Smart as well as a great athlete, Sharapova already has plenty of business interests, including her own Sugarpova confectionary brand. She is one of the most commercially successful and endorsed athletes in the world, and her striking looks have secured countless magazine photo shoots and fashion opportunities.

But her first priority, she suggests, is to take her foot off the pedal for a while:

“That relentless chase for victories, though? That won’t ever diminish. No matter what lies ahead, I will apply the same focus, the same work ethic, and all of the lessons I’ve learned along the way. In the meantime, there are a few simple things I’m really looking forward to: A sense of stillness with my family. Lingering over a morning cup of coffee. Unexpected weekend getaways. Workouts of my choice (hello, dance class!).

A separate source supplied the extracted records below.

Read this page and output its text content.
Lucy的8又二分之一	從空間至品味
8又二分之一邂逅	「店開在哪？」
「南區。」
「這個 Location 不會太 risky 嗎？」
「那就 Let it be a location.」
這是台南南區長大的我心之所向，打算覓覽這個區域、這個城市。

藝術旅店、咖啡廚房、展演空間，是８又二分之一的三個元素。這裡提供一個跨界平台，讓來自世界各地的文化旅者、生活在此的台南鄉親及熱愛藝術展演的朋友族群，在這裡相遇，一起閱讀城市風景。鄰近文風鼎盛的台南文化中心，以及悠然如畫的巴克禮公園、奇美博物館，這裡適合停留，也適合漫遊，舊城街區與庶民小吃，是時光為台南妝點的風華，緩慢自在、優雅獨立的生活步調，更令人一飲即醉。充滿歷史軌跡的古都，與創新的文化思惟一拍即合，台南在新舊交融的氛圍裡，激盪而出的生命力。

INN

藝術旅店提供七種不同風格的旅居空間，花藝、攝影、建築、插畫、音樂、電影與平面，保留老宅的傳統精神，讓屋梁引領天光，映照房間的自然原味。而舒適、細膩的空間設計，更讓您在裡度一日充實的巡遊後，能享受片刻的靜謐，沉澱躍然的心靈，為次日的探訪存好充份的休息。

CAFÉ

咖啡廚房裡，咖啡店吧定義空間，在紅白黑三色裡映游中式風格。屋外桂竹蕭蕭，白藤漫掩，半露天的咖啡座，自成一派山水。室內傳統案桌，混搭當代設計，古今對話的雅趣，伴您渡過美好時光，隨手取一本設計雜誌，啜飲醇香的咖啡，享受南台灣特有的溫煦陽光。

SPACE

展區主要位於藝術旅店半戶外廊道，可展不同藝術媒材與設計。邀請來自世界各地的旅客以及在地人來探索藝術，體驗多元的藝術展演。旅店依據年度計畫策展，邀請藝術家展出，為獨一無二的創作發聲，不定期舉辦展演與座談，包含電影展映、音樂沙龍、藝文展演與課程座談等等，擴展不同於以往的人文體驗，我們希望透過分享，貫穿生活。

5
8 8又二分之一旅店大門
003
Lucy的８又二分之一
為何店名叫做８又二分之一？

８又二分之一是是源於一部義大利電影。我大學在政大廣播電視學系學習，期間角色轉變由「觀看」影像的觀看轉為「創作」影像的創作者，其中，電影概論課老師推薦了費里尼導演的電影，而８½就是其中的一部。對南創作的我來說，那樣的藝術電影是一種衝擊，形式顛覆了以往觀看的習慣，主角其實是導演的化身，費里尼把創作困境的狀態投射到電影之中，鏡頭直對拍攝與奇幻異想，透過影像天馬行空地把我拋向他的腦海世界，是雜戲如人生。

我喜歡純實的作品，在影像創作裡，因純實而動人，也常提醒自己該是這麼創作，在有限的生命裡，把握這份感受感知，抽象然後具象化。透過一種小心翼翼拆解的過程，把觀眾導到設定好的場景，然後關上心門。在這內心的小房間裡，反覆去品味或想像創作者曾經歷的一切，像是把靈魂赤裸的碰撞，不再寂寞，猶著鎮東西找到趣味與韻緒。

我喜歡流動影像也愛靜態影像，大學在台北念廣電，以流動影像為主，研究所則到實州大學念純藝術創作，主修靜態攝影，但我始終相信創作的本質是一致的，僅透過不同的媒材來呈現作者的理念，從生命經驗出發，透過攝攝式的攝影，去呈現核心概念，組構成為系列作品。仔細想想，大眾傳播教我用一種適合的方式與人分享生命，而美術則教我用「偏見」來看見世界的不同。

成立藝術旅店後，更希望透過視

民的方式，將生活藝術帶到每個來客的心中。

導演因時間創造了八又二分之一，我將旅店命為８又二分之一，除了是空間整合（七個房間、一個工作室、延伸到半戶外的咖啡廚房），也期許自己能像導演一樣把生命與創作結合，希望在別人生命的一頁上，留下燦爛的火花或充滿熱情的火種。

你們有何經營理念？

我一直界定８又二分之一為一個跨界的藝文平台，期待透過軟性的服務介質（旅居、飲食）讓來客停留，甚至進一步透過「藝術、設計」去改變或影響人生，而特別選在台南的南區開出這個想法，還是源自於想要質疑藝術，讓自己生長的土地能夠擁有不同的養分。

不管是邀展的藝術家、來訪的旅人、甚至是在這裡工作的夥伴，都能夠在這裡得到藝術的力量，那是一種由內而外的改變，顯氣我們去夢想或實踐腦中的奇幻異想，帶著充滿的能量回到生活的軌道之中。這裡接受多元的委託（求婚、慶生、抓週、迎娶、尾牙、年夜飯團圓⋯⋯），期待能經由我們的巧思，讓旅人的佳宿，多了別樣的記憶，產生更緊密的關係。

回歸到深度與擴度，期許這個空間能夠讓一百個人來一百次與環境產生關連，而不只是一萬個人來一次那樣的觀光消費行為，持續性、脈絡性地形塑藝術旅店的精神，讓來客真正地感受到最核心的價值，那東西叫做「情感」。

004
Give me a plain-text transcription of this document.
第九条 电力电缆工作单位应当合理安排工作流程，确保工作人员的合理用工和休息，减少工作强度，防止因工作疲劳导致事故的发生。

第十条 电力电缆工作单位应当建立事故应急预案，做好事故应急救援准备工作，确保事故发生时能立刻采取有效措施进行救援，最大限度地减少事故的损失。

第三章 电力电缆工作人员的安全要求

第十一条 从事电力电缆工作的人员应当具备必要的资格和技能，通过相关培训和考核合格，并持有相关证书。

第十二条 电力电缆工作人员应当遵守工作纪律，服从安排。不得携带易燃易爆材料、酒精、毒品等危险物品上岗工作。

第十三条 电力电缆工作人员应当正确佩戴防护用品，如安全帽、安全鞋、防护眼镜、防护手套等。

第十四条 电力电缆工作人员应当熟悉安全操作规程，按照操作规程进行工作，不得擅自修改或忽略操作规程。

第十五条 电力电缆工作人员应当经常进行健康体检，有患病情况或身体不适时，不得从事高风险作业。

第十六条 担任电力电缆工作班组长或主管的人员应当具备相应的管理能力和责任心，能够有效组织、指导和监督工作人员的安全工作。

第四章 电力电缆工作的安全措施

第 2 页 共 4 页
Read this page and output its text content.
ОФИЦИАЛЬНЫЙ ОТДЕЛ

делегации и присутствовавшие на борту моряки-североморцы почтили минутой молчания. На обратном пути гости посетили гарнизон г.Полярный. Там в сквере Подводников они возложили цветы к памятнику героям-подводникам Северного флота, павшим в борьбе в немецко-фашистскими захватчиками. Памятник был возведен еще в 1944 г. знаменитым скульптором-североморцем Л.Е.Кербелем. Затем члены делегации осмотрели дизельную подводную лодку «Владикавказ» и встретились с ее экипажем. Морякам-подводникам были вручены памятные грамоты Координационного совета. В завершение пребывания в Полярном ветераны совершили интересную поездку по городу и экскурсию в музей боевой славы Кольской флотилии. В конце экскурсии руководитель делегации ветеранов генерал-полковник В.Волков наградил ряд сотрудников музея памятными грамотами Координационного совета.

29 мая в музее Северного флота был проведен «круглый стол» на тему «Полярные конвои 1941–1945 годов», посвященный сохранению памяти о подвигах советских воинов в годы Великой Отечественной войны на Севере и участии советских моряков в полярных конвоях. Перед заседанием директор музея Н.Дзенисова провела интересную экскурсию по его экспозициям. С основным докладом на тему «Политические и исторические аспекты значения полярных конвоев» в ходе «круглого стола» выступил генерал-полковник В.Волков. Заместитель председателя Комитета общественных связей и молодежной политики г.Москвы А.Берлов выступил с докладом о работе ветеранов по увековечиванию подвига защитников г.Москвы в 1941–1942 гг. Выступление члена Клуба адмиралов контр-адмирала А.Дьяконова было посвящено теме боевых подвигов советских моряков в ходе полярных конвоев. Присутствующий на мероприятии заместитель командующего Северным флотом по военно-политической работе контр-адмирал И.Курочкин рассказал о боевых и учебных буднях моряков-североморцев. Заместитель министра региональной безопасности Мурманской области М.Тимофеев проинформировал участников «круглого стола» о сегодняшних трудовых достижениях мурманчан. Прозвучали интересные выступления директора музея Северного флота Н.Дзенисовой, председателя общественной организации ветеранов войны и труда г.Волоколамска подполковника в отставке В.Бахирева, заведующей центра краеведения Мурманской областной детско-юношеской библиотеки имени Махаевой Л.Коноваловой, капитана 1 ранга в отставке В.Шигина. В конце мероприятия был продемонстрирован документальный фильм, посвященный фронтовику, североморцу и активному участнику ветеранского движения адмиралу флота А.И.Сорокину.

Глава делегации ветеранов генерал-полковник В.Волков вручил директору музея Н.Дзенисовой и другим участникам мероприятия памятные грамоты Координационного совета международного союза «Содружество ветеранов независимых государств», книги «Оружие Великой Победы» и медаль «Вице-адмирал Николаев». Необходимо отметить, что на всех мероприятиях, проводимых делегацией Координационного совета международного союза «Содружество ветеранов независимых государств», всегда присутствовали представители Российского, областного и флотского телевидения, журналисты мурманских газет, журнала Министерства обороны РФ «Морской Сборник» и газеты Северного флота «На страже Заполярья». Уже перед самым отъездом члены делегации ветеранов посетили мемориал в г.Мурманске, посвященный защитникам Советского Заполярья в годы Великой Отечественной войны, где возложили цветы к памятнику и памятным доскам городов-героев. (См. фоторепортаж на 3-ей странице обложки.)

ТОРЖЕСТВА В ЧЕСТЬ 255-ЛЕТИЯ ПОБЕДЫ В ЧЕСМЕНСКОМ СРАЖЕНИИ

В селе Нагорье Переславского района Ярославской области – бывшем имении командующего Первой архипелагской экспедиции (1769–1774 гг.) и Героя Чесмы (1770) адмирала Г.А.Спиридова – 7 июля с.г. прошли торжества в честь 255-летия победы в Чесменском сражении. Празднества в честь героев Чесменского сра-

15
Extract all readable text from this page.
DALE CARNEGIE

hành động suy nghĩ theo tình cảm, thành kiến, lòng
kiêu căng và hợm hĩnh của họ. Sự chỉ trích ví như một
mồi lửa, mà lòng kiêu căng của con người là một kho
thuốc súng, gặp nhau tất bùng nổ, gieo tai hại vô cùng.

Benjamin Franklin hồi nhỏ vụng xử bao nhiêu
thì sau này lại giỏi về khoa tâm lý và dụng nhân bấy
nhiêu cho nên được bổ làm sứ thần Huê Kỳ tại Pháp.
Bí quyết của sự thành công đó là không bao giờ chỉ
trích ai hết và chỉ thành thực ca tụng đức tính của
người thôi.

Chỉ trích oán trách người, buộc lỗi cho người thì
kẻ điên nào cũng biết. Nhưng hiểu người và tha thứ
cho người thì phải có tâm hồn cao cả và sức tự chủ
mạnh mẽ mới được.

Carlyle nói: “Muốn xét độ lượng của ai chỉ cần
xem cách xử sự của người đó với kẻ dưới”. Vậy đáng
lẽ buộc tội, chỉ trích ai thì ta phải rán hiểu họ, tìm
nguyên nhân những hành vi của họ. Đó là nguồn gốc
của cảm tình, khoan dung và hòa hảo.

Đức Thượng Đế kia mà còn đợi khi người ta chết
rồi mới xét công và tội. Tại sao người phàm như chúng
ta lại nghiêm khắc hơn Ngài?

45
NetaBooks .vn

“Tennis showed me the world—and it showed me what I was made of. It’s how I tested myself and how I measured my growth. And so in whatever I might choose for my next chapter, my next mountain, I’ll still be pushing. I’ll still be climbing. I’ll still be growing.”

What others are saying

WTA Chairman and CEO Steve Simon:

“Her achievements of a career Grand Slam, winner of 36 WTA titles and reaching the coveted No1 ranking reflect her deep dedication and passion for the game. She will be greatly missed by her millions of fans around the world, but I know this will also mark an exciting new beginning for Maria as she now focuses on her many business ventures, charitable activities and other outside interests.”

Billie Jean King:

“From the day Maria Sharapova won her first Wimbledon title at age 17, she has been a great champion. A 5x Major champion and a former World No1, her business success is just as impressive as her tennis achievements. Maria, the best is yet to come for you!”

Petra Kvitova:

“She is a big champion. She has really been a business lady off the court as well. So she achieved a lot in her life so far and she still have so many things to do. It was a pleasure to be with her on the tour, sharing the court with her. She’s been an amazing competitor, she never gives up.”

Novak Djokovic”

“Her impact on the sport, not just women’s tennis, but men’s tennis, tennis in general, was great. It still is great. It’s going to keep on being present because her brand I think exceeds her tennis achievements. She has different businesses. I know she has Sugarpova, different things. She’s a very smart girl, someone that I know very well for a long time.

“She has the mind of a champion, someone that never gives up. She’s shown that especially in the last five years. She had a lot of obstacles and difficulties, especially with her injuries and everything that she had to endure… Respect, great respect to her. I wish her huge relief.”